契約の相手は誰でも選べますが、実務を安心して任せられる司法書士などの専門家に依頼するのが一般的です。専門家に依頼すれば、法的に有効な契約内容を整えられるほか、死後のトラブルも防ぎやすくなります。
エンディングノートの作成
死後事務委任契約とあわせて取り組みたいのが、エンディングノートの作成です。エンディングノートは、自分の人生や思い、葬儀の希望、連絡してほしい人の情報などを書き残すノートで、法的効力はないものの、遺された人にとって大切な指針になります。記載するのは、書店などで専用のノートを購入してもいいですし、市販のノートでも構いません。葬儀の希望、医療方針、資産や保険の情報、ペットの世話など、自分に関する情報を整理しておくことで、死後事務委任契約を結ぶ相手にも伝わりやすくなります。
見守りサービスの活用
次に考えたいのは、見守りサービスの利用です。おひとりさまの場合、急病や事故が起きても周囲に気づかれにくく、孤独死のリスクが高まります。見守りサービスを導入すれば、異変を早期に発見してもらいやすくなります。身元保証サービスの活用
病院への入院や介護施設への入所では、保証人が必要となるケースが多くあります。保証人を代行してくれるのが身元保証サービスです。契約内容によっては、日常生活の支援や金銭管理を含めたサポートを受けられる場合もあります。終活を始めるタイミングはいつ?

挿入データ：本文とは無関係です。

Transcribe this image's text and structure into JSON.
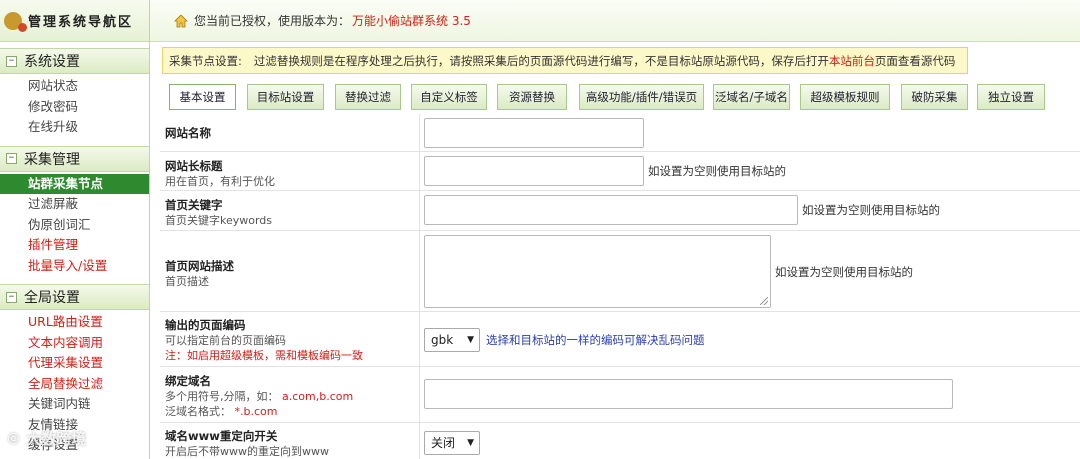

終活を始めるタイミングに明確な決まりはありません。しかし、体力がなくなると検討・行動しづらくなるため、元気で心身ともに余裕のあるうちに取り組むとよいでしょう。一般的には、仕事や子育てがひと段落し、自分自身のこれからを見つめ直す60代中盤から70代にかけて開始する人が多いとされています。時間に追われず、気持ちにも余裕をもって取り組めるため、納得のいく終活ができるでしょう。